Armada Skis is what founders, Tanner Hall, JP Auclair, JF Cusson, Julien Regnier, Boyd Easley, and Chris O’connell were looking to create. In 2002 the Armada ski company transformed from a small freeski brand to a leader in ski technology with the very public marketing push by owner Tanner Hall. ESPN could not help but notice the rather large amount of Armada gear floating through the crowd during the ski half pipe awards ceremony. Now the Armada brand has become the most popular ski for park rats and for powder skiers alike.

New for 2012, check out Armada’s Men’s TST ski and the Women’s VJJ ski!

The TST is an all-mountain ski designed to take you anywhere you want to go and off anything you want to huck. The ski was designed with Armada’s EST All Mountain Rocker.

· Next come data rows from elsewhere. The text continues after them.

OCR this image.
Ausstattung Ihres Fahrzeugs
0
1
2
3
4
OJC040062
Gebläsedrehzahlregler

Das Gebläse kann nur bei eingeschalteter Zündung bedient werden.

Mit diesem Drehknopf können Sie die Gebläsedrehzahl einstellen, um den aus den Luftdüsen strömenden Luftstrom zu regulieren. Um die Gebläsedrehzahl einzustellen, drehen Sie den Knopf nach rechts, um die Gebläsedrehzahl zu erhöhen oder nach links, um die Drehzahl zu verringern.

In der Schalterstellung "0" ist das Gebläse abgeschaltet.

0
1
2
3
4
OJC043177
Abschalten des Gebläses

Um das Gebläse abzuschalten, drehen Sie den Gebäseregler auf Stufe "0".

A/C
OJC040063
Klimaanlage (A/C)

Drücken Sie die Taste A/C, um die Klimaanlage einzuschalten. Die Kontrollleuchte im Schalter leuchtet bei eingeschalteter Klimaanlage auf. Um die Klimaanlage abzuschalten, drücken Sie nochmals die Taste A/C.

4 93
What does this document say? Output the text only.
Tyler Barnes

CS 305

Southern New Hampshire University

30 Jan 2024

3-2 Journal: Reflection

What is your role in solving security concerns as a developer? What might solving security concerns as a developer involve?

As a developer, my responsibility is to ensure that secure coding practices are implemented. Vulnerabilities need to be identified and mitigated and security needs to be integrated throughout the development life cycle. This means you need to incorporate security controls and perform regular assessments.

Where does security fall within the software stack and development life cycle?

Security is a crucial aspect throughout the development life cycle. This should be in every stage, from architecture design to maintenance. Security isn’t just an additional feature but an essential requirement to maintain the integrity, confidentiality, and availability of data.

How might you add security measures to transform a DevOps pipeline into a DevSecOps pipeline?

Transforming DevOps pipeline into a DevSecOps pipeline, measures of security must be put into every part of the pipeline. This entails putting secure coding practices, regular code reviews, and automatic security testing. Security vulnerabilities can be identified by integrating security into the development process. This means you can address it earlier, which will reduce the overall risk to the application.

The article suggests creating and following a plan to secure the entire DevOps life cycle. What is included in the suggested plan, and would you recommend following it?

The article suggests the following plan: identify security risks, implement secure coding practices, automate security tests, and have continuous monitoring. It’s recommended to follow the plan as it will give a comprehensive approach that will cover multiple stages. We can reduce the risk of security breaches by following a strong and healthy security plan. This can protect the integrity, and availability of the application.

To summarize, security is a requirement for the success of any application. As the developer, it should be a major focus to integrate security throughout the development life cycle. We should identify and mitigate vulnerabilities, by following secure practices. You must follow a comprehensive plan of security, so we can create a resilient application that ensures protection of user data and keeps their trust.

It’s a ski for all Skiers who ski all Mountain, Deep POW, Variable Snow Conditions, and Big Mountain Point & Shoot skiing. Sounds fun.

Expect the 2012 Armada TST’s to come in the following sizes:

Ski dimensions: 120-133-103-124 @ 192cm
Available length of skis: 192, 183, 174,165, 156

Armada TST Skis

The 2012 VJJ is Armada’s women’s specific version of the original JJ. The VJJ will use Armada’s patented EST Free ride Rocker to help it keep you on top of the pow when you want and dive down under when you feel like getting a chilly face. And this isn’t just a pow only ski, Armada designed it to perform in the worst conditions, carve on hard-pack and be a true all mountain ski. Which is why Armada is claiming it’s the perfect women’s ski for the whole mountain.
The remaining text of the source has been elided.